Ей положили на грудь маленького человечка. Он был красный, сморщенный, с кулачками, которые сразу сжались, будто держали что-то невидимое. Тамара смотрела на него и не могла поверить: вот он, живой. Настоящий. И весь мир — война, похоронки, списки — на секунду отступил.
— Как назовём? — спросила акушерка, записывая что-то в журнал.
Тамара не колебалась ни мгновения.
— Григорий.
Врачиха подняла голову.
— В честь отца?
— В честь живого, — тихо сказала Тамара.
На выписку пришла Агафья.
— Ну, — сказала она, когда они шли домой. — Теперь у тебя есть, за кого держаться.
— У меня и раньше был, — тихо ответила Тамара.
Агафья хмыкнула:
— Раньше — в сердце. Теперь — на руках. Это разница.
Дома ребёнка уложили в старую люльку, которую Агафья принесла от кого-то. Тамара села рядом и долго смотрела, как Гриша дышит.
В ту ночь ей снова приснилось окно.
Григорий стоял там же, в шинели, но теперь лицо у него было яснее. Он смотрел не только на неё — на люльку тоже.
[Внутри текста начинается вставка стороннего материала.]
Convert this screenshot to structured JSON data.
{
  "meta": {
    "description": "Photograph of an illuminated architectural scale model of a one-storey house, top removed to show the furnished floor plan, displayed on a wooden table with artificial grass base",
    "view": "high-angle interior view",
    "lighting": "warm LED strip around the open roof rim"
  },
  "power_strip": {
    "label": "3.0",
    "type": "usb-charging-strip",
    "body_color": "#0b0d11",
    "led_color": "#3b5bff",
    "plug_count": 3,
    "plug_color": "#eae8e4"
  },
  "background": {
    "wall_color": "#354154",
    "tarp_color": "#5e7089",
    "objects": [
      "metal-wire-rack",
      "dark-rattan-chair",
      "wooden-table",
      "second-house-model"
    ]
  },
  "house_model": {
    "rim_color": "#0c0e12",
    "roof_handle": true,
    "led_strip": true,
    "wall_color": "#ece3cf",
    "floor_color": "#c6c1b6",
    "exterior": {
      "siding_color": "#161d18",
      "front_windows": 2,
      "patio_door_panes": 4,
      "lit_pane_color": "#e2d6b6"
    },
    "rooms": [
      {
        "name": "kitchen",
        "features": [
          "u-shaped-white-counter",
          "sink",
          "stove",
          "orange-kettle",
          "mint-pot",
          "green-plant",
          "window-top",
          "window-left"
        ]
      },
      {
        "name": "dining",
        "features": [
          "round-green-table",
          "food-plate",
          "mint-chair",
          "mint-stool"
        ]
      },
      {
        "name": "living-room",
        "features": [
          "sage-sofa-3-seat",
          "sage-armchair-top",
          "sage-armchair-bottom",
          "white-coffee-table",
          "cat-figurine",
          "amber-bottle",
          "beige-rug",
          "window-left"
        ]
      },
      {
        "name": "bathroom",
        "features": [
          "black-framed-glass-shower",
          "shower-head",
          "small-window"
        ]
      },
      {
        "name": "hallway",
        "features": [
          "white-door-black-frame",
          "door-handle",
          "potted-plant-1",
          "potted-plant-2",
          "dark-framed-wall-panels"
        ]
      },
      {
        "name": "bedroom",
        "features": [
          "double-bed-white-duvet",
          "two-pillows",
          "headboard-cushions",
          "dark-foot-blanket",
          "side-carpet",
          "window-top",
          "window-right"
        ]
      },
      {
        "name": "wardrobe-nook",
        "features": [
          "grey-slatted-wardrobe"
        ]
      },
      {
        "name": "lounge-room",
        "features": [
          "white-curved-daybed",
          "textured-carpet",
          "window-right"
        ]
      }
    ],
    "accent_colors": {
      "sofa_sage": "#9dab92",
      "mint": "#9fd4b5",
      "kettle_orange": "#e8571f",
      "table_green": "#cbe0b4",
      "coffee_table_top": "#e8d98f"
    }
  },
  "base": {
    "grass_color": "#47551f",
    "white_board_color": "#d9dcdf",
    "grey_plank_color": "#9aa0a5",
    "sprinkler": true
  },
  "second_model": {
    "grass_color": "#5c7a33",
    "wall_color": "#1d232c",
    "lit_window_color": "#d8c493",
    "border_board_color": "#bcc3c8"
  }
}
И в глазах у него было что-то такое, от чего у Тамары сжалось горло.
— Ты дала ему имя? — спросил он.
— Дала, — ответила она во сне так же спокойно, как наяву.
Он кивнул. И вдруг улыбнулся — впервые по-настоящему, тепло.
— Молодец, Томочка, — сказал он. — Держись. Я… иду.
Она проснулась на слове “иду”, будто кто-то шепнул ей прямо в ухо. За окном была темнота, ветер трепал ветки. Рядом спал сын.
Тамара сидела, прижимая ладонь к живому свертку, и понимала: теперь её вера стала ещё крепче.
И она тихо, чтобы не разбудить ребёнка, прошептала в темноту:
— Я держусь, Гриша. Слышишь? Я держусь.